We are finished, then, and take a break on the front steps; my hand resting against his knee as we sit, as though waiting to be caught. And I guess that is what we wait for, because each time we finish, they show up. Police like pitbulls populate these nights, lifting the mouldering dustruffle to look under the bed, peering through gapped floorboards into the basement. I hold my breath lightly, not allowing a sweat to break because that would give *it* away, what it? I am never clear why we are building the bombs, or caching the arms - such is the fog draped over all but the most striking moments.
[I can only imagine this is for a grand and as-yet fabricated cause, perhaps one involving the emancipation of something important or the declaration of some bold statement.
I wish I knew.
Apparently my waking life doesn't inspire in me even a plausible construction of what the cause might be. Sometimes I wonder if this imaginatory world is a map I have not learned to read yet.]
We use false names to the police, but occasionally I slip up and use my real one. My dream-friend looks cross when I do this; he never fucks up the small details. I know better, but even living underground I have trouble giving up the *me* from before. Last night, he was Keith and I wanted to be Jane but in the flustering moment of questions I became Kay instead. Apparently my subconscious conjured alliteration in naming convention - Keith and Kay. A flat name, yes, but with interesting consonant possibilities.
[K as in Kalashnikov; K as in Kiss.]
There are never last names, but the pitbulls don't seem to mind, they are less interested in us than in the house we occupy.
I have no idea how the dream-me remains so outwardly calm when they come to the door, ushering them in as if we have nothing to hide, appearing placid while they dismantle our cupboards one tin at a time. Like a leaflet handed out on a street corner I am quivering at the gutter, the twitch imperceptible before a big gust blows me clear-away. These dreams are less about building, caching, stockpiling - and more about waiting, always on the front step, while they trammel our belongings and shout orders to each other. More to the point: they are about waiting with him, about survival instinct surging between tense bodies.
There is no talking while we wait, afraid to give ourselves away, so I don't know much about him other than grey eyes - a protective talisman in the late afternoon light. We do not run away, or yell out to the neighbours for help, though there is much danger to us should the caches be found. We are perfect waiting, passing support to and fro through glances and light touches to the hand, the back of the neck.

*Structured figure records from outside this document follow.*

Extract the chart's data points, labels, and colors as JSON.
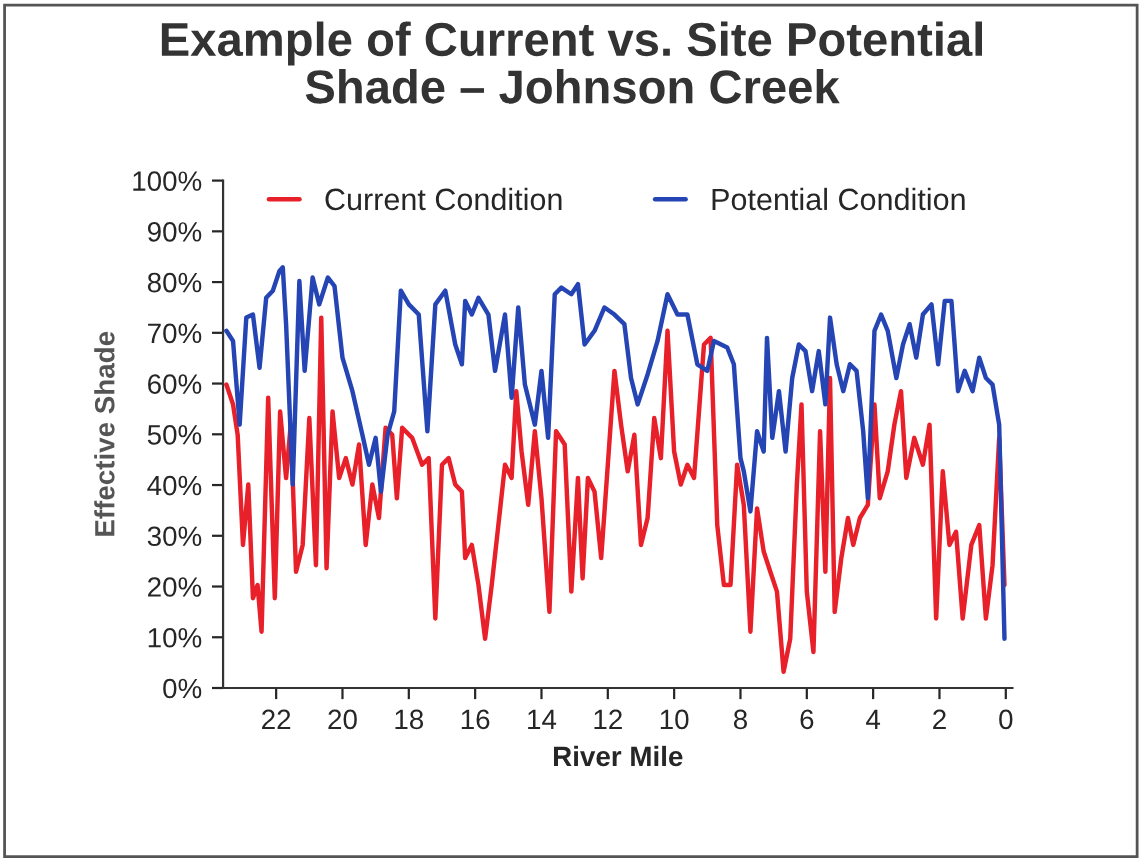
{
  "chart_data": {
    "type": "line",
    "title": "Example of Current vs. Site Potential\nShade – Johnson Creek",
    "xlabel": "River Mile",
    "ylabel": "Effective Shade",
    "xlim": [
      23.6,
      -0.2
    ],
    "xticks": [
      22,
      20,
      18,
      16,
      14,
      12,
      10,
      8,
      6,
      4,
      2,
      0
    ],
    "ylim": [
      0,
      100
    ],
    "yticks": [
      {
        "value": 0,
        "label": "0%"
      },
      {
        "value": 10,
        "label": "10%"
      },
      {
        "value": 20,
        "label": "20%"
      },
      {
        "value": 30,
        "label": "30%"
      },
      {
        "value": 40,
        "label": "40%"
      },
      {
        "value": 50,
        "label": "50%"
      },
      {
        "value": 60,
        "label": "60%"
      },
      {
        "value": 70,
        "label": "70%"
      },
      {
        "value": 80,
        "label": "80%"
      },
      {
        "value": 90,
        "label": "90%"
      },
      {
        "value": 100,
        "label": "100%"
      }
    ],
    "grid": false,
    "legend": "top",
    "marker": "none",
    "line_style": "solid",
    "series": [
      {
        "name": "Current Condition",
        "color": "#e8202a",
        "x": [
          23.5,
          23.3,
          23.16,
          23.0,
          22.84,
          22.7,
          22.56,
          22.44,
          22.24,
          22.04,
          21.88,
          21.7,
          21.56,
          21.4,
          21.2,
          21.0,
          20.8,
          20.64,
          20.48,
          20.3,
          20.1,
          19.9,
          19.7,
          19.5,
          19.3,
          19.1,
          18.9,
          18.7,
          18.5,
          18.36,
          18.2,
          17.9,
          17.6,
          17.4,
          17.2,
          17.0,
          16.8,
          16.6,
          16.4,
          16.3,
          16.1,
          15.9,
          15.7,
          15.5,
          15.3,
          15.1,
          14.9,
          14.76,
          14.6,
          14.4,
          14.2,
          14.0,
          13.76,
          13.56,
          13.3,
          13.1,
          12.9,
          12.76,
          12.6,
          12.4,
          12.2,
          12.0,
          11.8,
          11.6,
          11.4,
          11.2,
          11.0,
          10.8,
          10.6,
          10.4,
          10.2,
          10.0,
          9.8,
          9.6,
          9.4,
          9.1,
          8.9,
          8.7,
          8.5,
          8.3,
          8.1,
          7.9,
          7.7,
          7.5,
          7.3,
          7.1,
          6.9,
          6.7,
          6.5,
          6.3,
          6.16,
          6.0,
          5.8,
          5.6,
          5.44,
          5.3,
          5.16,
          4.96,
          4.76,
          4.6,
          4.4,
          4.16,
          3.96,
          3.8,
          3.56,
          3.36,
          3.16,
          3.0,
          2.76,
          2.5,
          2.3,
          2.1,
          1.9,
          1.7,
          1.5,
          1.3,
          1.04,
          0.8,
          0.6,
          0.4,
          0.2,
          0.04
        ],
        "values": [
          59.8,
          55.9,
          49.9,
          28.2,
          40.1,
          17.7,
          20.3,
          11.1,
          57.2,
          17.7,
          54.5,
          41.4,
          51.9,
          22.9,
          28.2,
          53.2,
          24.2,
          73,
          23.6,
          54.5,
          41.4,
          45.3,
          40.1,
          48,
          28.2,
          40.1,
          33.5,
          51.3,
          49.9,
          37.4,
          51.3,
          49.3,
          44,
          45.3,
          13.7,
          44,
          45.3,
          40.1,
          38.7,
          25.6,
          28.2,
          20.3,
          9.7,
          20.3,
          32.1,
          44,
          41.4,
          58.5,
          46.6,
          36.1,
          50.6,
          37.4,
          15,
          50.6,
          48,
          19,
          41.4,
          21.6,
          41.4,
          38.7,
          25.6,
          44,
          62.5,
          51.9,
          42.7,
          49.9,
          28.2,
          33.5,
          53.2,
          45.3,
          70.4,
          46.6,
          40.1,
          44,
          41.4,
          67.7,
          69,
          32.1,
          20.3,
          20.3,
          44,
          36.1,
          11.1,
          35.4,
          26.9,
          22.9,
          19,
          3.2,
          9.7,
          40.1,
          55.9,
          19,
          7.1,
          50.6,
          22.9,
          61.1,
          15,
          25.6,
          33.5,
          28.2,
          33.5,
          36.1,
          55.9,
          37.4,
          42.7,
          51.9,
          58.5,
          41.4,
          49.3,
          44,
          51.9,
          13.7,
          42.7,
          28.2,
          30.8,
          13.7,
          28.2,
          32.1,
          13.7,
          24.2,
          49.3,
          20.3
        ]
      },
      {
        "name": "Potential Condition",
        "color": "#2545b5",
        "x": [
          23.5,
          23.3,
          23.1,
          22.9,
          22.7,
          22.5,
          22.3,
          22.1,
          21.9,
          21.8,
          21.7,
          21.5,
          21.3,
          21.14,
          20.9,
          20.7,
          20.44,
          20.24,
          20.0,
          19.7,
          19.4,
          19.2,
          19.0,
          18.84,
          18.64,
          18.44,
          18.24,
          18.0,
          17.7,
          17.44,
          17.2,
          16.9,
          16.6,
          16.4,
          16.3,
          16.1,
          15.9,
          15.6,
          15.4,
          15.1,
          14.9,
          14.7,
          14.5,
          14.2,
          14.0,
          13.8,
          13.6,
          13.4,
          13.1,
          12.9,
          12.7,
          12.4,
          12.1,
          11.8,
          11.5,
          11.3,
          11.1,
          10.8,
          10.5,
          10.2,
          9.9,
          9.6,
          9.3,
          9.0,
          8.8,
          8.4,
          8.2,
          8.0,
          7.9,
          7.7,
          7.5,
          7.3,
          7.2,
          7.04,
          6.84,
          6.64,
          6.44,
          6.24,
          6.04,
          5.84,
          5.64,
          5.44,
          5.3,
          5.1,
          4.9,
          4.7,
          4.5,
          4.3,
          4.16,
          3.96,
          3.76,
          3.56,
          3.3,
          3.1,
          2.9,
          2.7,
          2.5,
          2.24,
          2.04,
          1.84,
          1.64,
          1.44,
          1.24,
          1.0,
          0.8,
          0.6,
          0.4,
          0.2,
          0.04
        ],
        "values": [
          70.4,
          68.4,
          51.9,
          73,
          73.6,
          63.1,
          76.9,
          78.3,
          82.2,
          82.9,
          71.7,
          40.1,
          80.2,
          62.5,
          80.9,
          75.6,
          80.9,
          79.2,
          65.1,
          58.5,
          49.9,
          44,
          49.3,
          38.7,
          49.9,
          54.5,
          78.3,
          75.6,
          73.6,
          50.6,
          75.6,
          78.3,
          67.7,
          63.8,
          76.3,
          73.6,
          76.9,
          73.6,
          62.5,
          73.6,
          57.2,
          75,
          59.8,
          51.9,
          62.5,
          49.3,
          77.6,
          78.9,
          77.6,
          79.6,
          67.7,
          70.4,
          75,
          73.6,
          71.7,
          61.1,
          55.9,
          61.8,
          68.4,
          77.6,
          73.6,
          73.6,
          63.8,
          62.5,
          68.4,
          67.1,
          63.8,
          45.3,
          42.7,
          34.8,
          50.6,
          46.6,
          69,
          49.3,
          58.5,
          46.6,
          61.1,
          67.7,
          66.4,
          58.5,
          66.4,
          55.9,
          73,
          63.8,
          58.5,
          63.8,
          62.5,
          50.6,
          37.4,
          70.4,
          73.6,
          70.4,
          61.1,
          67.7,
          71.7,
          65.1,
          73.6,
          75.6,
          63.8,
          76.3,
          76.3,
          58.5,
          62.5,
          58.5,
          65.1,
          61.1,
          59.8,
          51.9,
          9.7
        ]
      }
    ]
  }
}
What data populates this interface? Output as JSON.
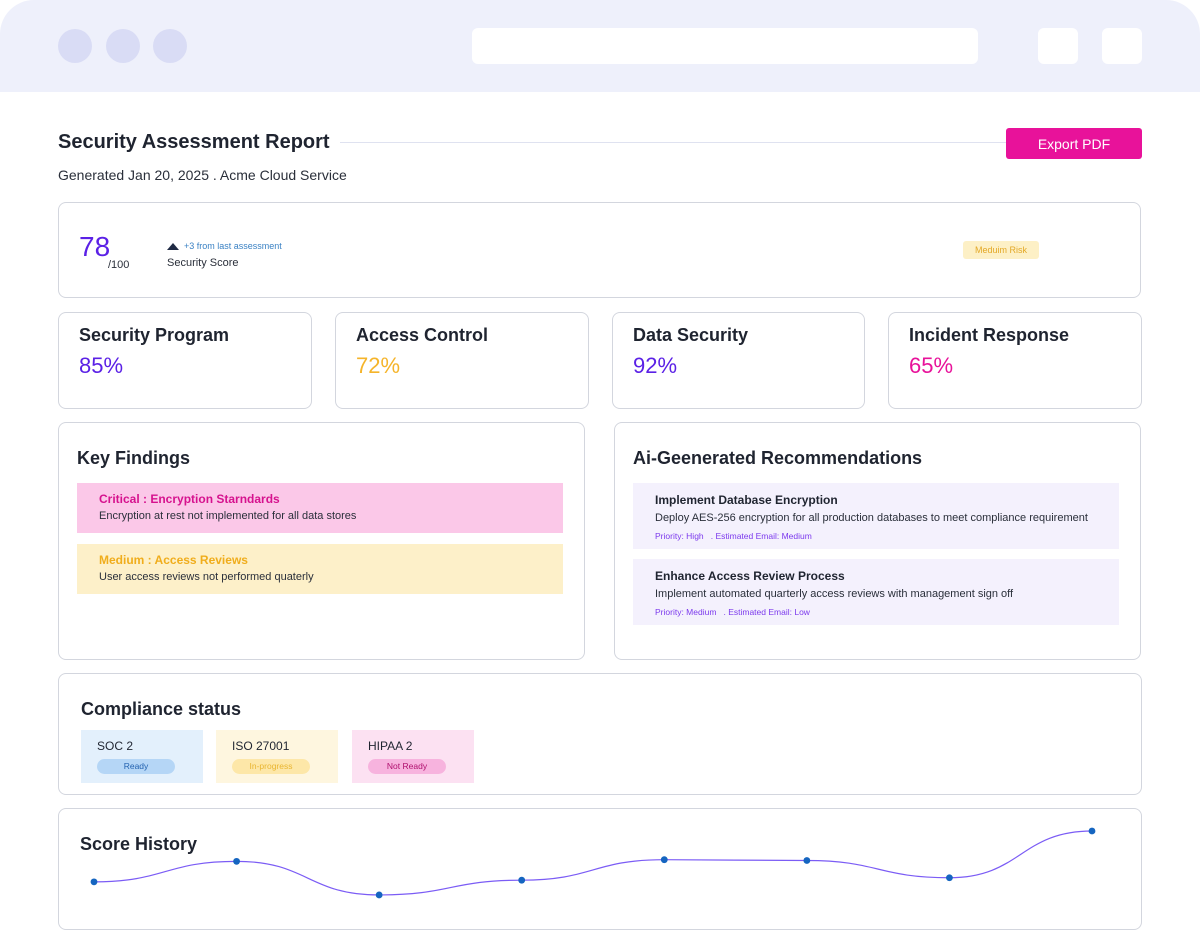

Do we get caught? I am not sure, for it ends there on the steps before the police manage to find the small cracks that might indicate a break in the wall, or reach their hands above visual range in the hallway closet. I suspect we don't, that tears in the wallpaper are overlooked because our home is so obviously shabby and because they don't have dogs to sniff out the explosive powders so carefully concealed in the jars for flour and sugar.
But there is no reason to believe this except that often I find myself back in the same house, with a new armload of provisions; carrying, concealing and waiting as though each time we forget the nights before. If they would catch us, maybe the dreams would end there, or maybe I would know what exactly we keep preparing for.